On 7 march 1947, some groups of men (probably Muslims as they looked from their getup) with swords and weapons started doing bloodshed in our colony targeting the Hindu and Sikh families. We being alarmed of these men coming towards our house started hiding in different places of our house. They stood in front of our main gate and started calling everyone to come out. We were very frightened. After few moments of calling us from our main gate, they broke it and started entering the house. I was trembling out of fear but was even unable to cry lest they would hear me. Then suddenly, we heard a familiar voice of a person telling the group that there was no one staying in the house then and all had left for Delhi the last night. It was my Kabir Baba. Listening to his voice, tears rolled down from eyes of my Baba who was probably remorseful over the fights he had with Kabir baba in the last few days. When the footsteps of those group of men started getting fainter, Farida Maa explained us that it won't be safe for us to stay at that place for a long time.

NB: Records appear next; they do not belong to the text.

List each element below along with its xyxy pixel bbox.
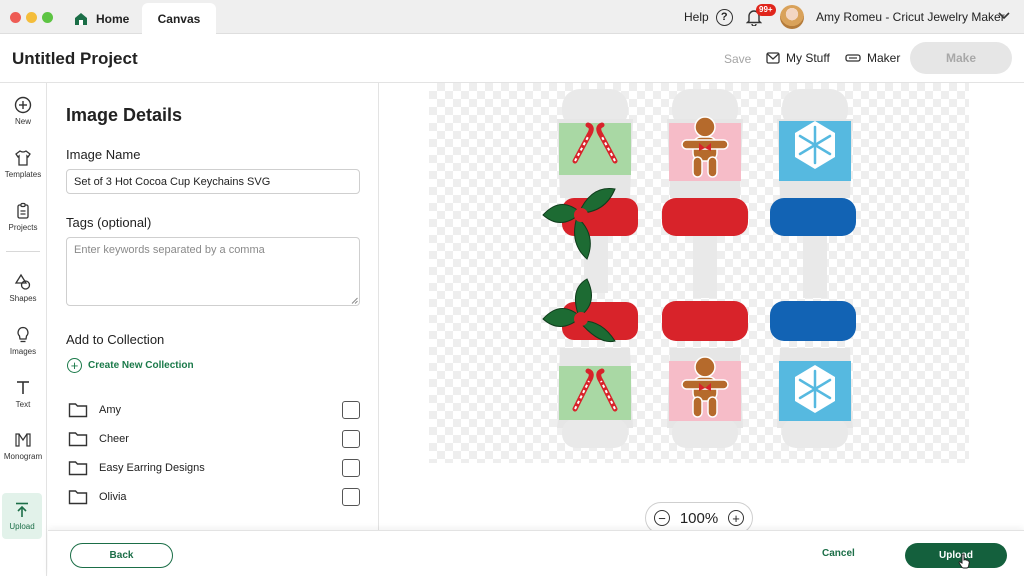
tags-label: Tags (optional) — [66, 215, 152, 230]
collection-checkbox[interactable] — [342, 430, 360, 448]
image-preview-area — [380, 83, 1024, 530]
zoom-out-button[interactable]: − — [654, 510, 670, 526]
zoom-level: 100% — [679, 509, 719, 527]
collection-name: Cheer — [99, 433, 129, 445]
nav-templates-label: Templates — [4, 170, 42, 179]
resize-handle-icon[interactable] — [351, 297, 358, 304]
collection-name: Olivia — [99, 491, 127, 503]
monogram-icon — [15, 433, 31, 447]
my-stuff-button[interactable]: My Stuff — [766, 51, 830, 65]
folder-icon — [68, 432, 88, 447]
create-collection-button[interactable]: + Create New Collection — [67, 358, 194, 373]
maximize-window-button[interactable] — [42, 12, 53, 23]
image-details-panel: Image Details Image Name Tags (optional)… — [48, 83, 379, 530]
nav-text-label: Text — [15, 400, 31, 409]
minimize-window-button[interactable] — [26, 12, 37, 23]
question-circle-icon: ? — [715, 8, 733, 26]
plus-circle-icon — [14, 96, 32, 114]
tags-input[interactable] — [66, 237, 360, 306]
back-button[interactable]: Back — [70, 543, 173, 568]
hand-cursor-icon — [958, 553, 970, 569]
close-window-button[interactable] — [10, 12, 21, 23]
nav-templates[interactable]: Templates — [0, 149, 46, 179]
project-header: Untitled Project Save My Stuff Maker Mak… — [0, 34, 1024, 83]
tshirt-icon — [15, 150, 31, 166]
nav-new-label: New — [14, 117, 31, 126]
nav-text[interactable]: Text — [0, 379, 46, 409]
folder-icon — [68, 490, 88, 505]
clipboard-icon — [17, 202, 29, 219]
collection-item[interactable]: Olivia — [68, 487, 360, 507]
maker-label: Maker — [867, 51, 901, 65]
help-label: Help — [684, 10, 709, 24]
nav-projects[interactable]: Projects — [0, 202, 46, 232]
make-button[interactable]: Make — [910, 42, 1012, 74]
nav-monogram-label: Monogram — [3, 452, 43, 461]
my-stuff-label: My Stuff — [786, 51, 830, 65]
window-titlebar: Home Canvas Help ? 99+ Amy Romeu - Cricu… — [0, 0, 1024, 34]
left-toolbar: New Templates Projects Shapes Images Tex… — [0, 83, 47, 576]
chevron-down-icon[interactable] — [998, 11, 1010, 21]
collection-name: Easy Earring Designs — [99, 462, 205, 474]
collection-label: Add to Collection — [66, 332, 165, 347]
nav-upload-label: Upload — [9, 522, 35, 531]
tab-home-label: Home — [96, 11, 130, 26]
nav-shapes[interactable]: Shapes — [0, 273, 46, 303]
machine-icon — [845, 54, 861, 62]
plus-circle-icon: + — [67, 358, 82, 373]
panel-title: Image Details — [66, 105, 183, 125]
nav-projects-label: Projects — [8, 223, 38, 232]
nav-shapes-label: Shapes — [9, 294, 37, 303]
page-title: Untitled Project — [12, 49, 138, 68]
help-button[interactable]: Help ? — [684, 0, 733, 34]
tab-canvas-label: Canvas — [157, 11, 201, 26]
avatar[interactable] — [780, 5, 804, 29]
image-name-label: Image Name — [66, 147, 141, 162]
nav-new[interactable]: New — [0, 96, 46, 126]
maker-button[interactable]: Maker — [845, 51, 900, 65]
nav-divider — [6, 251, 40, 252]
image-name-input[interactable] — [66, 169, 360, 194]
collection-name: Amy — [99, 404, 121, 416]
keychain-design-image — [542, 89, 856, 448]
user-name: Amy Romeu - Cricut Jewelry Maker — [816, 10, 1005, 24]
collection-checkbox[interactable] — [342, 459, 360, 477]
collection-item[interactable]: Cheer — [68, 429, 360, 449]
collection-item[interactable]: Amy — [68, 400, 360, 420]
create-collection-label: Create New Collection — [88, 360, 194, 371]
save-button[interactable]: Save — [724, 52, 751, 66]
home-icon — [75, 12, 87, 25]
nav-images-label: Images — [9, 347, 37, 356]
upload-button[interactable]: Upload — [905, 543, 1007, 568]
envelope-icon — [766, 52, 780, 64]
upload-icon — [16, 502, 28, 517]
collection-checkbox[interactable] — [342, 488, 360, 506]
zoom-in-button[interactable]: + — [728, 510, 744, 526]
collection-checkbox[interactable] — [342, 401, 360, 419]
user-menu[interactable]: Amy Romeu - Cricut Jewelry Maker — [816, 0, 1005, 34]
collection-item[interactable]: Easy Earring Designs — [68, 458, 360, 478]
nav-images[interactable]: Images — [0, 326, 46, 356]
tab-canvas[interactable]: Canvas — [142, 3, 216, 34]
folder-icon — [68, 461, 88, 476]
text-icon — [17, 381, 29, 394]
footer-bar: Back Cancel Upload — [48, 530, 1024, 576]
shapes-icon — [14, 273, 31, 290]
folder-icon — [68, 403, 88, 418]
nav-monogram[interactable]: Monogram — [0, 431, 46, 461]
nav-upload[interactable]: Upload — [2, 493, 42, 539]
notification-badge: 99+ — [756, 4, 776, 16]
tab-home[interactable]: Home — [74, 3, 140, 34]
lightbulb-icon — [17, 326, 29, 343]
cancel-button[interactable]: Cancel — [822, 548, 855, 559]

They helped us escape the place from our backyard gate. I hugged Raheem and bade him goodbye by waving my hands without speaking anything. I had premonitions that the promise of our friendship was coming to an end that day. Both of us had tears in our eyes which rolled down through our cheeks like pearls without making a noise, probably being afraid of the heartless riots which had made everyone numb. My Baba and Maa asked for forgiveness to Farida Maa. Amidst such unrest the reconciliation of both families filled my heart with subtle joy. Kabir Baba arranged a jeep for our family to escape the place and accompanied us to the bus stop. While travelling I saw the streets of my city filled with dried stains of red blood and houses and vehicles were put to mighty flames. People were shrieking and squalling here and there. These dreadful scenes burnt my heart with deep sorrow.


Kabir Baba made our family catch a bus to Delhi. At the bus stop Baba and Kabir Baba hugged each other tightly and cried. Baba for last time uttered the name Kabira, as he cried inconsolably and bade a grieved goodbye.

We reached Delhi safely only due to the help rendered upon us by Raheem's family, whom father had once called our enemy.


9 years has passed since independence of India and the partition of British India into India and Pakistan. My father and mother passed away a year later in the communal riots which started months before the partition and continued months after it. From then I live with my Paternal uncle, Aunt and their son.

These riots killed thousands of people of the newly formed countries. These riots preserved religion but forgot to preserve humanity. They who called themselves the protector of their religion by supporting riots were actually the one who killed their Dharma by forgetting the ethics taught by it.


These riots separated me from my best friend. In Delhi we were given a status of refugee and till date we are being stereotyped with this status only.The people here judge us and look upon us as a bad omen for them.Probably this diary had come with the important luggage that we carried for survival while travelling from Rawalpindi to Delhi.

All the events of my life from my childhood till being of 20 years (my present age) had started surfacing in my mind sequentially until when I heard my aunt calling, 'Keshav, it is an hour and your 15 minutes aren't over yet. Would you come after all the works are over?', she asked sarcastically. I gazed at her for some time as if I was completely into a parallel world in the last one hour and then quickly headed towards my book rack to keep the Diary and to arrange my other books.